Review: Bodega Live in Vancouver BC

Bodega live in Vancouver, review by Martin Alldred
Bodega 'Live in Vancouver, BC photo by Martin Alldred

Brooklyn based art rockers, Bodega, came to Vancouver last summer, playing at the Fox. Although that gig was great, new drummer, Tai Lee, from STOMP, added an extra dimension to the performance, creating even more energy and excitement to the set. She beat those drums with anger and passion, jumping in time with the drumming and even managing some kung fu kicks.

It’s a shame the audience was really small, with only around 50 people, but they lapped it up all the same. Lead singer and guitarist, Ben Hozie, told the audience to move forward to make the show more fun for everyone and they duly obliged. He was right, it was the most fun I’ve had at a gig this year.

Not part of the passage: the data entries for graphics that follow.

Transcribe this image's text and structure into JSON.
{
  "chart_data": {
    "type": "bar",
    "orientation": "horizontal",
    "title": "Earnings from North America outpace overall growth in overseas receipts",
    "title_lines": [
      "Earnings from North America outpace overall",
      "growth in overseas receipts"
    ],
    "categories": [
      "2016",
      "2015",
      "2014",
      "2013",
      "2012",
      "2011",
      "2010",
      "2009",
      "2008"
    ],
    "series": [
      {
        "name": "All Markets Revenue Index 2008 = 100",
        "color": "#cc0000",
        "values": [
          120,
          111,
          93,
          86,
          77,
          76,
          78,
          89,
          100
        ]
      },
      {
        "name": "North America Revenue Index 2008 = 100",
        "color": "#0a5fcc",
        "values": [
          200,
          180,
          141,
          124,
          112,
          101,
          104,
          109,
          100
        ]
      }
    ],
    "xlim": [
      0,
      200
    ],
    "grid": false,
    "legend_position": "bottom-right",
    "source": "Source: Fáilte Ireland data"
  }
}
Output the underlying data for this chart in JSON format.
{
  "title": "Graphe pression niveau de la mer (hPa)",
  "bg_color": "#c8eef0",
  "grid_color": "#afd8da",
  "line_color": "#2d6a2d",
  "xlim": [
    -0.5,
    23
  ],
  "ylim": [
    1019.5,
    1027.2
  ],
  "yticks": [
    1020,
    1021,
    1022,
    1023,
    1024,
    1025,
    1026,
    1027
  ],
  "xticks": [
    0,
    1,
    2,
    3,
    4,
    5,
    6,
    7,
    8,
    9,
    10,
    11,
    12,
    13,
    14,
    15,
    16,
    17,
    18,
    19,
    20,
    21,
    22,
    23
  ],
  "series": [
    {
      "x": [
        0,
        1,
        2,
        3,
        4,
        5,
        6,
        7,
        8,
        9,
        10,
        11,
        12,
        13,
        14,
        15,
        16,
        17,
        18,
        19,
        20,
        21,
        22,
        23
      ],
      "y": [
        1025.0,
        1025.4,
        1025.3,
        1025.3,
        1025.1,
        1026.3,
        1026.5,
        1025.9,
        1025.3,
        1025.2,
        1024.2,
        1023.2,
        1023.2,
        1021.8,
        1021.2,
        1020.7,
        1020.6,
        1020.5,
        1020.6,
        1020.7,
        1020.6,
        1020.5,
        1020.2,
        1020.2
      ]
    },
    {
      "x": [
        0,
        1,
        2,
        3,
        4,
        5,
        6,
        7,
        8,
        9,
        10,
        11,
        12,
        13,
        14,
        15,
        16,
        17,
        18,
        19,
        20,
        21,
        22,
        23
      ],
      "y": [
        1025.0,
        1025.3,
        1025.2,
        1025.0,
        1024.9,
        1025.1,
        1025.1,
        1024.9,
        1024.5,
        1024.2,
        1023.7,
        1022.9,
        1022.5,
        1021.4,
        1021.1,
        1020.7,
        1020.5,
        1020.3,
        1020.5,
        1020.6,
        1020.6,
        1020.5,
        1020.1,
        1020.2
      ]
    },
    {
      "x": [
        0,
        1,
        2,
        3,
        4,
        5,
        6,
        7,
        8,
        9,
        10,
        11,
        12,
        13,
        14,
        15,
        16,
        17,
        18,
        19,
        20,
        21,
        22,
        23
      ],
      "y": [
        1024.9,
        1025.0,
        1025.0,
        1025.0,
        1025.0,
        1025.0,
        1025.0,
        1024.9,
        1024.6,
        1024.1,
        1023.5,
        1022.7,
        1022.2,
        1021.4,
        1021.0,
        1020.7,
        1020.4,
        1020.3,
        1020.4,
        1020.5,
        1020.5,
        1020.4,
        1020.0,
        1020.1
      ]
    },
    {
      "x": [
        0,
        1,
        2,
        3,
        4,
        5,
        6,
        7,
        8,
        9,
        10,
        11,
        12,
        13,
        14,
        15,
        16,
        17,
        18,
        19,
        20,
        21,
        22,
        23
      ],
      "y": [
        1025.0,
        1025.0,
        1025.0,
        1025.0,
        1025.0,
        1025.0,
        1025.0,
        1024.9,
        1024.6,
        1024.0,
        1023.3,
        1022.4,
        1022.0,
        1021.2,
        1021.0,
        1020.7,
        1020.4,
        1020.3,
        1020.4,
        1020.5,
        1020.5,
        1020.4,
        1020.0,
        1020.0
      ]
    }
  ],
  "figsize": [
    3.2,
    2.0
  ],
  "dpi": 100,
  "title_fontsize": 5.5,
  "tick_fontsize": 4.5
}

The band hammered through their songs, with Nikki Belfiglio directing the audience with her drum stick. She is vocalist and symbol player, and controls the computerized voice, but she also bills herself as art director and you can see why. When you add the deadpan bass player, Heather Elle, it is difficult to imagine a more edgy, arty and cool percussion section. The computer repeated the phrase ‘Heaven knows I’m miserable now’ between a few songs. Was it a reference to the small crowd, the intense nature of gigging, the state of the world right now or just something to add to their verve?

Crowd favourite “How Did This Happen” was an event in itself. Hozie performed Name Escape guitarless, so he could move around the stage unrestricted. He encouraged the audience to sing along, though it was difficult to hear them when they were so small in number.

Having such a small crowd at one of Vancouver’s coolest gigs of the year was disappointing. Bodega deserve to be playing to bigger crowds in North America. They are off to the UK later in the month, playing at the Edinburgh Festival, Green Man Festival, Newcastle and Leicester. It seems like they will be yet another North American band who are appreciated more on the other side of the pond.